I did WHAT???

19 01 2006

So on my laptop today I discovered the following vaguely familiar document, cut and pasted into Word. Apparently I found the meme last night (no clue where– not from any of my regular blog reads), then filled the whole thing in, then fell asleep. This is what happens when the husband plies the sweet wife w/lotsa wine on a Wednesday night.

A-Z Meme

A - Accent: goes from Texan to Southern, depending on alcohol consumption. Occasionally becomes slightly Canadian, when around best friend from teenage years.
B - Breakfast Item: Yummy Café au Lait, thank you Husband.
C - Chore you hate: toilets.
D - Dad’s Name: Curtis (and he looked just like Paul Newman).
E - Essential everyday item: iBook.
F - Flavour ice cream: Coffee w/Heath bar crush-in
G - Gold or Silver?: Platinum, all the way
H - Hometown: our ranch in Burnet County, where every great memory of my childhood occurred.
I - Insomnia: not the issue. My problem is that I have to sleep at all— I wish there was a ‘hyperdrive’ switch I could flip.
J - Job Title: Mom, Artist, Short-order Cook
K – Kids: Two so far (fifteen and thirteen, and they are the shit); still waiting for my next two.
L - Living arrangements: Lotsa kids and animals and craziness in the casa—it’s all good.
M - Mum’s birthplace: Vicksburg, Mississippi
N - Number of significant others: One. Unless you count the dogs.
O - Overnight hospital stays: Two, C-sections.
P – Phobia: roaches—bigtime; claustrophobia; germ freak.
Q - Queer?: No, but I do sing along with showtunes.
R - Religious Affiliation: Episcopal
S - Siblings: One of each, both older. They raised me.
T - Time you wake up: 6:30 to 7:30.
U - Unnatural hair colours you’ve worn: My best friend asked me to put big white-blond chunks in the front of my hair for her fortieth birthday, then a couple of years ago I dyed everything but the chunks copper. I liked it.
V - Vegetable you refuse to eat: lima beans.
W - Worst Habit: forget where I’m going before I get there.
X - X-rays you’ve had: Chest; teeth.
Y - Yummy: Shrimp Saltillo at Nuevo Leon.
Z - Zodiac sign: Aquarius.

So, if you read this, consider yourself tagged (and leave a trail of bread crumbs).





Now check it out–

17 01 2006


–I mean, you can’t really check it out, but trust me–her insights into the character as Everyman, and London’s implied warning about humankind’s arrogance brought the literary component of her project fully up to the level of the artistic. I want to be a teacher. Can you imagine interacting with multiple kids each day, having these conversations?





I love the mind…

16 01 2006


…that created this poster. Littlest is working on a report for a short story called “To Build a Fire” by Jack London. In it, an unnamed man is out in a huge snowstorm, and needs to build a fire to save his life. So, here is the Littlest’s interpretation of the importance of the elements to the story.





Lotsa Whos in Whoville

14 01 2006

I’m reposting the WhoZoo, because I don’t think the first post even had a lurker, and the babies are all so spiffy.





points oints soints

13 01 2006

So the chub’ums has gone back to Weightwatchers. It completely sucks. Not WW, but that I have to torture myself. The thing is, my weight went on walk-a-bout when my thyroid went south. The rest of the thing is, that was eight years ago.

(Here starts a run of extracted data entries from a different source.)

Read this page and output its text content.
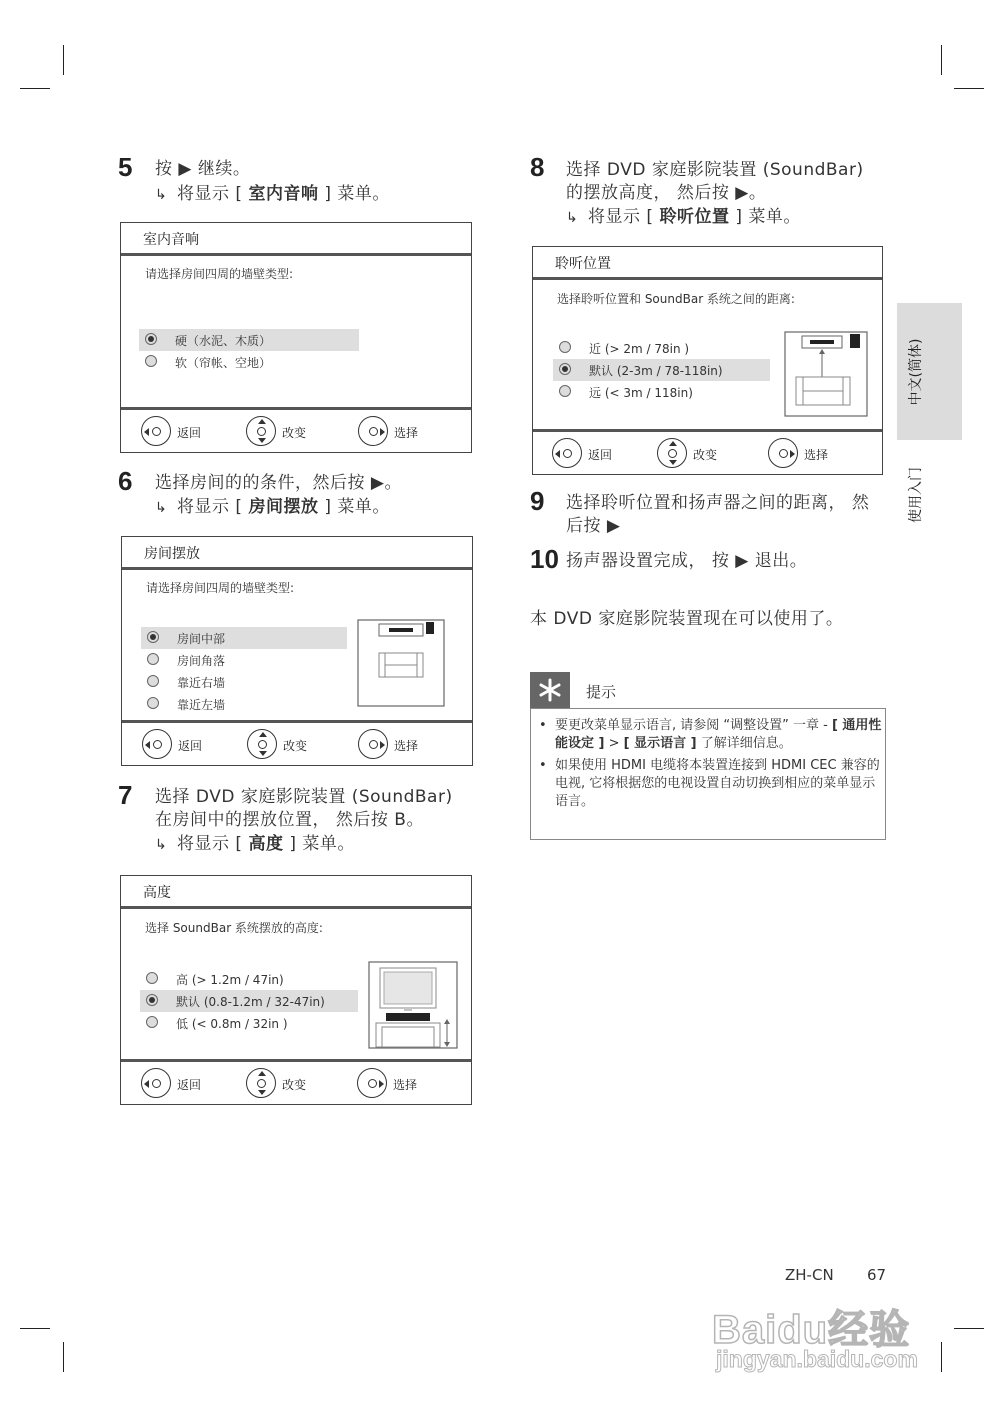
5 按 ▶ 继续。
↳ 将显示 [ 室内音响 ] 菜单。
室内音响
请选择房间四周的墙壁类型:
硬（水泥、木质）
软（帘帐、空地）
返回	改变	选择
6 选择房间的的条件，然后按 ▶。
↳ 将显示 [ 房间摆放 ] 菜单。
房间摆放
请选择房间四周的墙壁类型:
房间中部
房间角落
靠近右墙
靠近左墙
返回	改变	选择
7 选择 DVD 家庭影院装置 (SoundBar)
在房间中的摆放位置， 然后按 B。
↳ 将显示 [ 高度 ] 菜单。
高度
选择 SoundBar 系统摆放的高度:
高 (> 1.2m / 47in)
默认 (0.8-1.2m / 32-47in)
低 (< 0.8m / 32in )
返回	改变	选择
8 选择 DVD 家庭影院装置 (SoundBar)
的摆放高度， 然后按 ▶。
↳ 将显示 [ 聆听位置 ] 菜单。
聆听位置
选择聆听位置和 SoundBar 系统之间的距离:
近 (> 2m / 78in )
默认 (2-3m / 78-118in)
远 (< 3m / 118in)
返回	改变	选择
9 选择聆听位置和扬声器之间的距离， 然
后按 ▶
10 扬声器设置完成， 按 ▶ 退出。
本 DVD 家庭影院装置现在可以使用了。
提示
• 要更改菜单显示语言, 请参阅 “调整设置” 一章 - [ 通用性能设定 ] > [ 显示语言 ] 了解详细信息。
• 如果使用 HDMI 电缆将本装置连接到 HDMI CEC 兼容的电视, 它将根据您的电视设置自动切换到相应的菜单显示语言。
中文(简体)
使用入门
ZH-CN 67
Baidu经验
jingyan.baidu.com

So a couple years ago I did the WW thing, and lost weight, and then my thyroid went south again. Bad, mean thyroid.

Then, see, there’s my total adoration of red wine, and chocolate, and cooking. Then there’s the family: they love to eat what I cook.

Then there’s the Husband, who completely rocks all worlds, and adores me. As do the babies. The Littlest says, “I love my mama, and her jiggly bottom”.

So, motivation must be self-driven. That leaves Motivation in the ring versus late-night nachos and peanut M&Ms. Normally Motivation has a fighting chance, but Nachos and M&Ms have Red Wine on their side.